If you complete a thorough exploration and decision making process during your first year in college, starting as an Exploratory student will increase the probability that you will make a good choice of major. Studies show when students who start as Exploratory majors choose a major, they stick with it at a higher percentage rate than those who enter college with a "chosen major".
2. What does the Exploratory Advising Center provide?
The Exploratory Advising Center serves as a home for Exploratory majors and provides academic advising to students regarding major exploration options, liberal education requirements, and overviews of KSU major requirements. All exploratory students are encouraged to meet with an academic advisor before they register each semester. Academic advising consists of planning your class sequences, clarifying academic policies and procedures, reviewing academic and career goals, and making students aware of various resources available at Kent State University.
3. Who is advised by the Exploratory Advising Center?
The Exploratory Advising Center provides academic advising for exploratory students, guest and non-degree students at Kent State University.
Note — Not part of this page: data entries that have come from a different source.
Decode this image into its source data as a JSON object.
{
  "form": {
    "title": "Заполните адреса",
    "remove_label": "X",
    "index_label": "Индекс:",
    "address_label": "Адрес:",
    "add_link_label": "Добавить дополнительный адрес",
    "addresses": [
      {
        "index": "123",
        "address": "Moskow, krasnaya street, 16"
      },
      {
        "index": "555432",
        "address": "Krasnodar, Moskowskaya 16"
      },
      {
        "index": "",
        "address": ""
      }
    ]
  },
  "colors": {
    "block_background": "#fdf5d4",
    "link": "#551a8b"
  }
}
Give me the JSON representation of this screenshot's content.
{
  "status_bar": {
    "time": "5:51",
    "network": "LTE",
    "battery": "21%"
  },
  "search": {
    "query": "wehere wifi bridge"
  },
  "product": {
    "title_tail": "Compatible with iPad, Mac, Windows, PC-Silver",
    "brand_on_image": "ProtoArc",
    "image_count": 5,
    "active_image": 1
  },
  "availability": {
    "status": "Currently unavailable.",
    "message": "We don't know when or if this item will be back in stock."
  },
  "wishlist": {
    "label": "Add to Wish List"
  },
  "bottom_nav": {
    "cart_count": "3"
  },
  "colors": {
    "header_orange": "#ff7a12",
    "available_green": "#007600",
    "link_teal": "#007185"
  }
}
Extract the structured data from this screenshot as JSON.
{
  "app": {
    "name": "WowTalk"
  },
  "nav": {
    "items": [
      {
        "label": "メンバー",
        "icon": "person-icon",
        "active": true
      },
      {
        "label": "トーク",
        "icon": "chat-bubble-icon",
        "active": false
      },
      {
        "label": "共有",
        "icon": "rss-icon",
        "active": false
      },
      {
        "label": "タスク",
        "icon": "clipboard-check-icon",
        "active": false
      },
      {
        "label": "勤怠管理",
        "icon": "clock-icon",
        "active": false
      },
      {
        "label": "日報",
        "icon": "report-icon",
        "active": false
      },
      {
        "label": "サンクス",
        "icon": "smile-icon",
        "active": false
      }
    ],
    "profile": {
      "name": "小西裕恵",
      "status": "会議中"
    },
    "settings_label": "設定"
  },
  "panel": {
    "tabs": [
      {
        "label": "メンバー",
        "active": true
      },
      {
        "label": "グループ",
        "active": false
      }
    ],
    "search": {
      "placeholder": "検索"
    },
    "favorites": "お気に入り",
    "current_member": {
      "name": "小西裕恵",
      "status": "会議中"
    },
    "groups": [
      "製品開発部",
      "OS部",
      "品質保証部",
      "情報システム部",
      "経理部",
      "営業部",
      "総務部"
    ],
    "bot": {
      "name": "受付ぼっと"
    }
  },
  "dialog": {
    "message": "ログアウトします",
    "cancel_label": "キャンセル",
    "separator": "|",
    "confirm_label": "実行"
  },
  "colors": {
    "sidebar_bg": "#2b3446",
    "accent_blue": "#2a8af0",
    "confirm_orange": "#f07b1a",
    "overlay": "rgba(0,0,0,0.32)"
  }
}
4. Will I have one or several advisors?
Exploratory students are assigned to a specific professional academic advisor. Transfer students entering Kent State University as an exploratory student will receive their assigned academic advisor upon scheduling their initial advising appointment
5. When do I need to declare a major?
As an exploratory student at Kent State University, you are required to declare a major other than "exploratory" by the time you complete 45 credit hours. Typically, this will occur in your sophomore year. It is strongly recommended, however, that you set a goal to choose your major the end of your freshman year. Some students do not make their major decision until they are sophomores, and others decide to change their major as late as the sophomore year. Many of these students still graduate in four years. While this can be done in some cases, it is important to note that there is no guarantee for this. It depends very much on what courses you have taken and the curriculum requirements of the major you choose. Thus, while you may be able to have more time, it is best to decide by the end of your freshmen year.